O Brasil poderá ter, no futuro, empresas como Google ou Facebook?
É possível, mas empiricamente improvável. As 25 maiores empresas públicas de tecnologia são americanas ou asiáticas. Já as maiores privadas são também americanas e asiáticas ou indianas. Então, se surgir uma grande empresa como Google ou Facebook do Brasil no futuro, ele estará nesse grupo.

O fundo planeja fazer outros investimentos no país?
Não temos nenhum plano iminente. Estamos abertos a isso e conversando com algumas empresas brasileiras, mas por enquanto estamos satisfeitos com o aporte que fizemos.

Os US$ 52 milhões levantados está dentro do que costumam receber as start-ups do Vale do Silício, por exemplo?
Sim. Está na faixa do que geralmente ocorre nos EUA. Digamos que se fosse uma empresa americana, o valor investido teria sido ligeiramente maior, mas não dramaticamente diferente do que as empresas americanas nesse patamar costumam levantar.

E qual é a importância do aporte na Nubank em relação à carteira de investimentos do fundo prevista para este ano?
O investimento total foi de cerca de US$ 50 milhões, dos quais US$ 30 milhões vieram do Founders Fund. O restante veio de outros investidores. Isso é provavelmente 5% do que iremos investir neste ano.

Em quantas empresas o fundo pretende investir neste ano?
Costumamos investir em 15 a 30 empresas por ano. Foi assim nos últimos anos e é o que pretendemos para este.

Há algum setor prioritário no Brasil?
Estamos abertos a qualquer segmento, em todo o mundo.
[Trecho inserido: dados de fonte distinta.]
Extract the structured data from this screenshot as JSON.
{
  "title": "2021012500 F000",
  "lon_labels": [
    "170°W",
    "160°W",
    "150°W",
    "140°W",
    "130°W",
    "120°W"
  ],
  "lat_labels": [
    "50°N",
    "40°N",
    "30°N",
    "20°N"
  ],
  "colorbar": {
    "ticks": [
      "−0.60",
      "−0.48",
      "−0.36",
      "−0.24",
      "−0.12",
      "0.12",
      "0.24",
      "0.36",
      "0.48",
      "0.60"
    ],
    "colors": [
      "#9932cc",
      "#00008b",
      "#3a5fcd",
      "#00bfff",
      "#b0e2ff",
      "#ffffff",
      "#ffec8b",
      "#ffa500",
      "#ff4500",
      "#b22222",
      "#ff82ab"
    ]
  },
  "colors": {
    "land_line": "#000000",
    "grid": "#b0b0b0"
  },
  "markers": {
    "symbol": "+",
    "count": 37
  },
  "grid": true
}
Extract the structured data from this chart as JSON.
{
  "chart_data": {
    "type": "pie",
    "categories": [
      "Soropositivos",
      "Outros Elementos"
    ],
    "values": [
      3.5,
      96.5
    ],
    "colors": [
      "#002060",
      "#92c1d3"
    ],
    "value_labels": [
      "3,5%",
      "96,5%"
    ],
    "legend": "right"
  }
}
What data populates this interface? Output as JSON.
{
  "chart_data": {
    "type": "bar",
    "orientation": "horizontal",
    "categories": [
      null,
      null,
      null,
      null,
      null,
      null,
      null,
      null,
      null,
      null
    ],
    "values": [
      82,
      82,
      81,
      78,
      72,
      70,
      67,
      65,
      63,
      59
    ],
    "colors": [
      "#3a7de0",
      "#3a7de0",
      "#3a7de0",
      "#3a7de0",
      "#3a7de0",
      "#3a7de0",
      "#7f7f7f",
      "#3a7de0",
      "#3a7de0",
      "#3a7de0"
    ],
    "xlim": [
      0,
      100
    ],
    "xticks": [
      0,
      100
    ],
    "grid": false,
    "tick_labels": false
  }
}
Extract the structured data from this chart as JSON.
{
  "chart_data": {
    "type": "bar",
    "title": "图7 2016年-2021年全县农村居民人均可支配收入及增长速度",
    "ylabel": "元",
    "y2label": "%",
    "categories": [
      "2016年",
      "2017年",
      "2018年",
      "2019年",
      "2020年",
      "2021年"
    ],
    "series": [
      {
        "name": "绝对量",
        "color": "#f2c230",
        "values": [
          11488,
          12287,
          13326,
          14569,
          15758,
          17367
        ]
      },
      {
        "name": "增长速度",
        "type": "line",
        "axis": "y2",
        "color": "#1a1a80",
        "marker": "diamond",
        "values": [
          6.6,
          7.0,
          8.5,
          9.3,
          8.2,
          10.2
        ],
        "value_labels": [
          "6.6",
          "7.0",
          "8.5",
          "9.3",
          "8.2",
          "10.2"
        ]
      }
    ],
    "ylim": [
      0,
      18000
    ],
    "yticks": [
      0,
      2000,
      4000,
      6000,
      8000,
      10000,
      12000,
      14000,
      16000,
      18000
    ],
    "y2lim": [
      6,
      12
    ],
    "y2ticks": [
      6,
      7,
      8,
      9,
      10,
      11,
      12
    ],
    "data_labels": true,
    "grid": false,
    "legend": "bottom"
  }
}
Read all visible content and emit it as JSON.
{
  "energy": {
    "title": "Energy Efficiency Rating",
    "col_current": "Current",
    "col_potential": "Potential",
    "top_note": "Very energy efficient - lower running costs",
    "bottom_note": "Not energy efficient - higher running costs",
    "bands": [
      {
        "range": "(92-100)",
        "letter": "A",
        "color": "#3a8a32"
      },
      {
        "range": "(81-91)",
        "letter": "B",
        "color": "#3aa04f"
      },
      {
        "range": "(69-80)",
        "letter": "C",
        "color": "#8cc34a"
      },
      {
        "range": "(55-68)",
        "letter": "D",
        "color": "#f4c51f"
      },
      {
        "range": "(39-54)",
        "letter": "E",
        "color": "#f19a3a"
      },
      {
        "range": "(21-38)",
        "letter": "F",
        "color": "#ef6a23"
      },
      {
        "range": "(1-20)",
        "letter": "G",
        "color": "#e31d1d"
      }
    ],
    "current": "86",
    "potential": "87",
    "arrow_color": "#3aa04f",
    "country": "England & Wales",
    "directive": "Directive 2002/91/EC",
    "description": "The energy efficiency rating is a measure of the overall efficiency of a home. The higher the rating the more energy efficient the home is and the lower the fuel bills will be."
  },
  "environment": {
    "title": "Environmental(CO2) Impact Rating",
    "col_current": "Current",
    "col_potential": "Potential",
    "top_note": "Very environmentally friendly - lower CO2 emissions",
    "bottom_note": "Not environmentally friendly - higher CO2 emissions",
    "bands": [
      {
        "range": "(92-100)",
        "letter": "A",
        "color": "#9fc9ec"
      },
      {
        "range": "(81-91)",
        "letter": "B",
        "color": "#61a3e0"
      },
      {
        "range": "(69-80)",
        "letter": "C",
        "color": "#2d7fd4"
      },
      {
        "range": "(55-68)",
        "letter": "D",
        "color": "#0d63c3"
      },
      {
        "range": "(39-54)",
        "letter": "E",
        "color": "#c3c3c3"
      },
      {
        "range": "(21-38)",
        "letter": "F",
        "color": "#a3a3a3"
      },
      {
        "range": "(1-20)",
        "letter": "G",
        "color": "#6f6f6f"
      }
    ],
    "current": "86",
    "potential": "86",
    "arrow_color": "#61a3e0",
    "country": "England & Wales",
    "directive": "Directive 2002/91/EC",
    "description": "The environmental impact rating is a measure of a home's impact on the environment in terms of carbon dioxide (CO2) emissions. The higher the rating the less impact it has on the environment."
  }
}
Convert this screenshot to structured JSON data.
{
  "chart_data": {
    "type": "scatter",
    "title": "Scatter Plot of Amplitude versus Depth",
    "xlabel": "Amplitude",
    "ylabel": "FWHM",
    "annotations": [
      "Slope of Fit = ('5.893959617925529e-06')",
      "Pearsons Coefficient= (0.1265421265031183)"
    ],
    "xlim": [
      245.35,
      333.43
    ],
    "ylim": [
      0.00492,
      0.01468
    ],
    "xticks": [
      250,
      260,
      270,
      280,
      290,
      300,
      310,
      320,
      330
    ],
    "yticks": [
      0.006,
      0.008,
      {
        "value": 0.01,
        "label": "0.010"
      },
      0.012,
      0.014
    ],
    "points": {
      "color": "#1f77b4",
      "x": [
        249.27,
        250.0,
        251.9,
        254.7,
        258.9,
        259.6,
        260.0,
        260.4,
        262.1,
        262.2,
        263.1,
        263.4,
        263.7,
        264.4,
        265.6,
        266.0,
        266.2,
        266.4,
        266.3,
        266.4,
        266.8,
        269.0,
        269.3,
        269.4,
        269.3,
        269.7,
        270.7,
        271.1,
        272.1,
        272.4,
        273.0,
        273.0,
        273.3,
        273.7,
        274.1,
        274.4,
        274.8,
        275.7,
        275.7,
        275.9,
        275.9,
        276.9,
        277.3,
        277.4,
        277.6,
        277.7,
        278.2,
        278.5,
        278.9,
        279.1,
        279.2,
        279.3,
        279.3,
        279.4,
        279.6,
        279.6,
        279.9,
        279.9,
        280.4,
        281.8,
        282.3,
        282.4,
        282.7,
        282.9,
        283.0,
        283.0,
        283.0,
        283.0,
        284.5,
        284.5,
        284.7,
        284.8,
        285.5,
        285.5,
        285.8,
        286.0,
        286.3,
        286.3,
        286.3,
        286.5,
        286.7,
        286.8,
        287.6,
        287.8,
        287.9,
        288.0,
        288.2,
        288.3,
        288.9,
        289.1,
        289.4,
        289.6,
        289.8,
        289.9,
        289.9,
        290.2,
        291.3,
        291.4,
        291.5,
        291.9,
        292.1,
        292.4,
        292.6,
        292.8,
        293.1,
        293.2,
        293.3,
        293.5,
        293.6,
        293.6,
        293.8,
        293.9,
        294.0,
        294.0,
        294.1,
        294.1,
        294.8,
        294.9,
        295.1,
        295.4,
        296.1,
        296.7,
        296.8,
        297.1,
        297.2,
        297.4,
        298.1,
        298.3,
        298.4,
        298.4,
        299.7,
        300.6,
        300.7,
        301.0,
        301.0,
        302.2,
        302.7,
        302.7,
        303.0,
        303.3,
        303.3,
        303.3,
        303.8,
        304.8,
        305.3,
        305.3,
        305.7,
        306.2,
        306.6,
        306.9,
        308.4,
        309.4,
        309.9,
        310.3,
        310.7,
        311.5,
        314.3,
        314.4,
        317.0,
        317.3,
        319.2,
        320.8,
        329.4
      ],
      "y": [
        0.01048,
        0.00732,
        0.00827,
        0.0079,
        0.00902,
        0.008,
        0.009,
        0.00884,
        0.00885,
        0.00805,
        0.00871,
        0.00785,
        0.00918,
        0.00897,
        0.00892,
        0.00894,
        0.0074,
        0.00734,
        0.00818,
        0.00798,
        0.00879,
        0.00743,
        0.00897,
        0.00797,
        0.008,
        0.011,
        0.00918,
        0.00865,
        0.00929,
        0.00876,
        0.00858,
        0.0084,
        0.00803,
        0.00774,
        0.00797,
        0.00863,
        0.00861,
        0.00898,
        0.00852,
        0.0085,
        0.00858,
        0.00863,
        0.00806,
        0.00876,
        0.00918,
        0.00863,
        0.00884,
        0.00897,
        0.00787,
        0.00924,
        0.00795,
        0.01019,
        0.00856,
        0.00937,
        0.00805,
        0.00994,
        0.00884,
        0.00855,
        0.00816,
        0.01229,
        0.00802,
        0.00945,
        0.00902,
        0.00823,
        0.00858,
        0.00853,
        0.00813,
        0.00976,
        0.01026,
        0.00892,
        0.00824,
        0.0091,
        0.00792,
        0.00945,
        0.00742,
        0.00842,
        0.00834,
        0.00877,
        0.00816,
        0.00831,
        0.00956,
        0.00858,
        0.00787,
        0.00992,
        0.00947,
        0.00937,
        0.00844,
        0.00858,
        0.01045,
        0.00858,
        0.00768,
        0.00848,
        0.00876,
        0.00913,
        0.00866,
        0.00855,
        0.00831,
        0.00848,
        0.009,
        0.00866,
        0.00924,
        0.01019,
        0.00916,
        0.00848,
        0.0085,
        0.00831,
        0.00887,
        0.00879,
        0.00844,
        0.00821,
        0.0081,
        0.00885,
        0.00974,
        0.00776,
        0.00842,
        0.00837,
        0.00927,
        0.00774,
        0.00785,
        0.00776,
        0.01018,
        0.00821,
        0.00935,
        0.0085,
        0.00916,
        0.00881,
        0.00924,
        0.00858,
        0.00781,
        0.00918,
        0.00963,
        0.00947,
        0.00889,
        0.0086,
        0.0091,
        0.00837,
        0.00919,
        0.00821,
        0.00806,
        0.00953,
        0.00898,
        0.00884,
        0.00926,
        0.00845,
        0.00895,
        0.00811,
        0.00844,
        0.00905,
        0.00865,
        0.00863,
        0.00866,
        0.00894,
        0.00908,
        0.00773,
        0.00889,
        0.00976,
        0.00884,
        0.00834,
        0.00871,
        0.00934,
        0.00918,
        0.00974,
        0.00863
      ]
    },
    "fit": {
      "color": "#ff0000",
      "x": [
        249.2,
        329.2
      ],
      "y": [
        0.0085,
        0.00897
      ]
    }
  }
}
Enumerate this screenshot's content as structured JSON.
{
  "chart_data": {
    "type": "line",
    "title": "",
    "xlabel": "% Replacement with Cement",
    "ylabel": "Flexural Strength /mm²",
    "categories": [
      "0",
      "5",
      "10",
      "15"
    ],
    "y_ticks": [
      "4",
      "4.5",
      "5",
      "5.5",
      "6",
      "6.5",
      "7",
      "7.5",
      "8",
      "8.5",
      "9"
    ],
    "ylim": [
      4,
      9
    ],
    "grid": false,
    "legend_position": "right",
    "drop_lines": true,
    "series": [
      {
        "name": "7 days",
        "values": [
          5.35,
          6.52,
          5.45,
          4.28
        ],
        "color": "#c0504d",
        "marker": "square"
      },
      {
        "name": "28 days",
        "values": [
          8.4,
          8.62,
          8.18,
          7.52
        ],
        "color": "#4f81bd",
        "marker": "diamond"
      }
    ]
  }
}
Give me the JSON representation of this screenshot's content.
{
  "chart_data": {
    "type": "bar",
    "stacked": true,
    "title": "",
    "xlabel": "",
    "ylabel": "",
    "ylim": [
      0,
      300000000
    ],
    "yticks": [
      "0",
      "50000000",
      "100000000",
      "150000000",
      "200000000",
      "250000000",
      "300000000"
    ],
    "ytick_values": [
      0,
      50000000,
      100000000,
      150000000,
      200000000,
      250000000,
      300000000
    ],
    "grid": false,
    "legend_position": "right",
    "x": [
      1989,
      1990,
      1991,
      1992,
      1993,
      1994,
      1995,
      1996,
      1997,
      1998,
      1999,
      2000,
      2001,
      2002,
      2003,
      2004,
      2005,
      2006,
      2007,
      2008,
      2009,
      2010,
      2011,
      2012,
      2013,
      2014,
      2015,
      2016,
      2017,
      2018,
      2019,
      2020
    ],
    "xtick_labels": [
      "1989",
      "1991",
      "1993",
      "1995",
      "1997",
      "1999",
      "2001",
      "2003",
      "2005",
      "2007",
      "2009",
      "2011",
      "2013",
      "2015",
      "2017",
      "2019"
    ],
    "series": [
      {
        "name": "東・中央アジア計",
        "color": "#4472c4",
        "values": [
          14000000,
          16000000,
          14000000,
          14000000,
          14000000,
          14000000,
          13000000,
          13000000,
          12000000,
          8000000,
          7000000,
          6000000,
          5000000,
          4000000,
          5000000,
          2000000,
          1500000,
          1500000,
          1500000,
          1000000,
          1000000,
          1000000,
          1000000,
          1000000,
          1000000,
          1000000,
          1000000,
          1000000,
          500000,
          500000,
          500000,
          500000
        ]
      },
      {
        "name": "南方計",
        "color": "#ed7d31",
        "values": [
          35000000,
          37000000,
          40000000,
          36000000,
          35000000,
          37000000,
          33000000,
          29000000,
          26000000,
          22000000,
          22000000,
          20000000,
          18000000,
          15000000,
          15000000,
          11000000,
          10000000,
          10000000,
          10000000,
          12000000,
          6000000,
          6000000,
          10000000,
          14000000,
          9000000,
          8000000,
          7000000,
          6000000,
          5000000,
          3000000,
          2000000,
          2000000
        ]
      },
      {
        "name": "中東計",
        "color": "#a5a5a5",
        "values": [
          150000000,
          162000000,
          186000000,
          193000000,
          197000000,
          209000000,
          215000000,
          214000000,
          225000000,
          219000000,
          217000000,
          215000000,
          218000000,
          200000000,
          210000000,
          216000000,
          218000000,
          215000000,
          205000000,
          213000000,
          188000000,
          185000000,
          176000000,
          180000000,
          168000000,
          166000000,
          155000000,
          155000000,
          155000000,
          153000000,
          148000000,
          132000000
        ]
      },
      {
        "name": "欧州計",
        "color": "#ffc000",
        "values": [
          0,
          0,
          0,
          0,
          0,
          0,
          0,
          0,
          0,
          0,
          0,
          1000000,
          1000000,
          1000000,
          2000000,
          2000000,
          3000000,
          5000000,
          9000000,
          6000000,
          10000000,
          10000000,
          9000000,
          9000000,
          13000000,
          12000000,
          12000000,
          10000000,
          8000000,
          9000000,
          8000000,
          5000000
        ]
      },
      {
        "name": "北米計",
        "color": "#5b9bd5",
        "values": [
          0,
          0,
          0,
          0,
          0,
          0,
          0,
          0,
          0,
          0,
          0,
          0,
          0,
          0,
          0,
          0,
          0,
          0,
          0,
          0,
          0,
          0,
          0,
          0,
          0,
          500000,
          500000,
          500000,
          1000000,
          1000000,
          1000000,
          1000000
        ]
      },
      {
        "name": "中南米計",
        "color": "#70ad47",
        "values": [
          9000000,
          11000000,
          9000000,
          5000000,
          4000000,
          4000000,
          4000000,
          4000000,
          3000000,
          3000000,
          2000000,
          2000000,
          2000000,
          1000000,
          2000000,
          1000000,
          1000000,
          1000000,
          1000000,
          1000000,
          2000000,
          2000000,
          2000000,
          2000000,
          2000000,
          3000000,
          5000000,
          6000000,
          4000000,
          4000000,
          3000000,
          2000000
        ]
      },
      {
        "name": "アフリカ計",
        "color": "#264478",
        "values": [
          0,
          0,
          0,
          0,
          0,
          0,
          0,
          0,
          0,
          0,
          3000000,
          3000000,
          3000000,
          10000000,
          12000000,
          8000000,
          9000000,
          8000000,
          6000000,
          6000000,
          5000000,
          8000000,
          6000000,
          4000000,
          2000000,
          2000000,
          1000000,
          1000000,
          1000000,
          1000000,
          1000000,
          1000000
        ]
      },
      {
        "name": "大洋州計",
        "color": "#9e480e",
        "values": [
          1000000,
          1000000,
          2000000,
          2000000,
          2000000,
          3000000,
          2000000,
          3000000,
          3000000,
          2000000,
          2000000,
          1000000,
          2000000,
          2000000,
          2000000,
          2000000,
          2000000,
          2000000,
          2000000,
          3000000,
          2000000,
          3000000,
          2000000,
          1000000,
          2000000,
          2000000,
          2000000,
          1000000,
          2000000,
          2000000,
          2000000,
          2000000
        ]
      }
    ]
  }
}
Nós brincamos que somos agnósticos, no sentido de que fazemos qualquer coisa, sem direcionamento.

RAIO-X

Idade
33 anos

Função
Sócio do Founders Fund

Atuação
Investidor em start-ups, fundou a Topguest, software de programas de fidelidade usado, por exemplo, pela United Airlines. Atualmente pesquisa e aloca recursos em startups com potencial. É comentarista de empreendedorismo para Bloomberg, CNBC e Fox Business.

Formação
Graduado em comércio pela Queen's University em Kingston, Canadá.